Meena Khwairakpam, Renu Bhargava (India) Vermicomposting of Cattle Manure using Mono- and Polycultures of Three Earthworm Species (pp 89-95)
Original Research Paper: Vermicomposting can be the most economical and sustainable option for cattle waste management. Therefore, three different earthworm species Eisenia fetida, Eudrilus eugeniae, Perionyx excavatus in individual (monoculture) and combinations (polyculture) were utilized to conserve the potential nutrients from cattle manure. Vermicomposting resulted in lowering of pH, total organic carbon (TOC), C/N ratio, coliforms and increase in electrical conductivity (EC). Macronutrients (Na, K and Ca), total nitrogen (TN) and total phosphorous (TP) was observed to increase with vermicomposting time, clearly indicating the conservation of potential nutrients from cattle manure. Compost stability studies revealed that the final compost became very stable with a final oxygen uptake rate (OUR) of 2.68-3.11 mg g-1 volatile solids (VS) day-1 and 2.12-2.87 mg g-1 VS day-1. Therefore, it is evident that vermicomposting can be carried out in mono as well as polycultures without any mortality.

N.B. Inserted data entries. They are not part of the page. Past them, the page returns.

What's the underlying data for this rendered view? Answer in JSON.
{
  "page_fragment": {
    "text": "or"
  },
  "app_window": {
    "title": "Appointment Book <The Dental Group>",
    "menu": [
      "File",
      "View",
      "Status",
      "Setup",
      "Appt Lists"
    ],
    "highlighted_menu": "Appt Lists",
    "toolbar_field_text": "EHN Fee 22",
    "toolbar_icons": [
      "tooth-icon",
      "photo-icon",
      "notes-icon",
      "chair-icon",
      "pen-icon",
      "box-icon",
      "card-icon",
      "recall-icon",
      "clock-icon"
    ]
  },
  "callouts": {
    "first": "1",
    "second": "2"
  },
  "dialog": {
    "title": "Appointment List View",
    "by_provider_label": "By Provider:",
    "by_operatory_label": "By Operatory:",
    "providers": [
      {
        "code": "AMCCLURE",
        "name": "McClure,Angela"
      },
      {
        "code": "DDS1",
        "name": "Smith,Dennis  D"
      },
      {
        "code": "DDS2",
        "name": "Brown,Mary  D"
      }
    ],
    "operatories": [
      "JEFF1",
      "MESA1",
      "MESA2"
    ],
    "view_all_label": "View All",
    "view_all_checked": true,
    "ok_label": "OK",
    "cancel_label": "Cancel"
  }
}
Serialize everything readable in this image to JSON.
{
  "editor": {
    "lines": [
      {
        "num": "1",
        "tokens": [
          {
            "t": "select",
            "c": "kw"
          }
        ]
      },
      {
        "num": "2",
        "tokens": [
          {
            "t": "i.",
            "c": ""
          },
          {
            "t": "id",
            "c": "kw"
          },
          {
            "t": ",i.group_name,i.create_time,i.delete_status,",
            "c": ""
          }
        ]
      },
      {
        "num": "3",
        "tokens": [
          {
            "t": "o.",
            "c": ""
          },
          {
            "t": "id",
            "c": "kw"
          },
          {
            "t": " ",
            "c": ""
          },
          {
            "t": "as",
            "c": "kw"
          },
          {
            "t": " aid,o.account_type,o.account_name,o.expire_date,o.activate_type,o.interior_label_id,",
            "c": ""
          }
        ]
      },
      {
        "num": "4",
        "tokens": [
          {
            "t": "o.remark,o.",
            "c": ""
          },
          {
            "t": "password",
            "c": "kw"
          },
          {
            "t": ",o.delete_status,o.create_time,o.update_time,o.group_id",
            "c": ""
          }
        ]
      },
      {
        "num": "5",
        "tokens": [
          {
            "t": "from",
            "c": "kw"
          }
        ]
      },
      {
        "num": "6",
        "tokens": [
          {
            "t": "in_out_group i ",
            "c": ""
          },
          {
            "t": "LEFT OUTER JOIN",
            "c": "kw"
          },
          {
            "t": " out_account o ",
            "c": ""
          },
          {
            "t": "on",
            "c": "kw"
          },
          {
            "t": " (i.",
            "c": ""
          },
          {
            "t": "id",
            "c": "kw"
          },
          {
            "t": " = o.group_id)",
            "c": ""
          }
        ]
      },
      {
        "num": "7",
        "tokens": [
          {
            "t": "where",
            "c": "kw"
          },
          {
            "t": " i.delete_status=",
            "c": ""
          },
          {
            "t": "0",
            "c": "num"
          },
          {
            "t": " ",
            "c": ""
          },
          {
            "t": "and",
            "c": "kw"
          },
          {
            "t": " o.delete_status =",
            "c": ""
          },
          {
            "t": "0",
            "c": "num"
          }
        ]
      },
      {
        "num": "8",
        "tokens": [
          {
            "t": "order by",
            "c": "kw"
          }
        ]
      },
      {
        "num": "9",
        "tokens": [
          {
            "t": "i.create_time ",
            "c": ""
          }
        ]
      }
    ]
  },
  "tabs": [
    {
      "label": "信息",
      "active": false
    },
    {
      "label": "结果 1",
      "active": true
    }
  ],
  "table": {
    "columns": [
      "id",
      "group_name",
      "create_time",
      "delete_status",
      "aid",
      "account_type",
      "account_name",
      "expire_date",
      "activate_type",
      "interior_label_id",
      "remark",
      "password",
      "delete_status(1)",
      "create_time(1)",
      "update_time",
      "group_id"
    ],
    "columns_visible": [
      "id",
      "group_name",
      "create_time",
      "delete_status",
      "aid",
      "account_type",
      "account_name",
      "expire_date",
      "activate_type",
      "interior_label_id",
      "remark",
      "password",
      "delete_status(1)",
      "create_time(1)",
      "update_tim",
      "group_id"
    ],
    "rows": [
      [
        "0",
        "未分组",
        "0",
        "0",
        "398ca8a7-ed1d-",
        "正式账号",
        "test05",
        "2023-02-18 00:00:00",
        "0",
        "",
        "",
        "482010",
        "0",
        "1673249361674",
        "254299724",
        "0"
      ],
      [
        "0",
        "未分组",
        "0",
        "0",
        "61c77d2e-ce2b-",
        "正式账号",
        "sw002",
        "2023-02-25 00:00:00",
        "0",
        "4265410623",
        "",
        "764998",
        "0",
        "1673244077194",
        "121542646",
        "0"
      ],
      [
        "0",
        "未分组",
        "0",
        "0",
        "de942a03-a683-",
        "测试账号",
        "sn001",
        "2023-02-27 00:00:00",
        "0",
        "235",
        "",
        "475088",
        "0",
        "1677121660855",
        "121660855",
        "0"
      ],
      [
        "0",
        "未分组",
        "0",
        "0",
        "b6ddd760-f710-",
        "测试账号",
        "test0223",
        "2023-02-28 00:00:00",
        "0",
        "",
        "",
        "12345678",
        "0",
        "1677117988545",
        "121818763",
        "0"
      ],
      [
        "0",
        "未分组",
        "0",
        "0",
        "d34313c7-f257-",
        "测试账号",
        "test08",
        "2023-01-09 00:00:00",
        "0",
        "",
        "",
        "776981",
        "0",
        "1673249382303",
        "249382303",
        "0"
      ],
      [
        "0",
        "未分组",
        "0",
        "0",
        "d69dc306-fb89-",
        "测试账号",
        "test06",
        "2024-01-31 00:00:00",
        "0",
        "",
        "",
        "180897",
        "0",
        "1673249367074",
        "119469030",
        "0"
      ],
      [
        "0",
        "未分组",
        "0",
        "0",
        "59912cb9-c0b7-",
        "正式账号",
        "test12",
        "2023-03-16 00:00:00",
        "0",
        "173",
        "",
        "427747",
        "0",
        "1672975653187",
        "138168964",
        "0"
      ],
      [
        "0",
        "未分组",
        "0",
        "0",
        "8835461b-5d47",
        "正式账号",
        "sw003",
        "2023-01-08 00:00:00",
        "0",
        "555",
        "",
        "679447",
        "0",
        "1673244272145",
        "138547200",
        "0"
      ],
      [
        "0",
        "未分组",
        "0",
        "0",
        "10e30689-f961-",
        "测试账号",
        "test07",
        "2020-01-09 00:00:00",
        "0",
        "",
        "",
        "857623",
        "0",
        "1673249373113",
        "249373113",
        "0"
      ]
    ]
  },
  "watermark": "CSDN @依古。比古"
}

Santhebennur Jayappa Veeresh, Jogattappa Narayana (India), Jaime A. Teixeira da Silva (Japan) Influence of Jeevamrutha (Biodynamic Formulation) on Agro-Industrial Waste Vermicomposting (pp 96-99)
Original Research Paper: This study aimed to determine the influence of cow dung and a biodynamic microbial consortium (jeevamrutha) on the microbial population during the conversion of papermill and sugar factory sludge into beneficial vermicompost. The bacterial and actinomycete densities were highest in the jeevamrutha-treated group and fungal density was higher in the treatment group treated with cow dung. The microbial density in earthworms of treatment groups inoculated with or without microbial culture was significantly different to that of the control group. Furthermore, there was a significant relationship between microbial density and treatment groups. The inoculation of microbial consortia like jeevamrutha and cow dung together with organic substrates significantly enhances the microbial density throughout the process of decomposition.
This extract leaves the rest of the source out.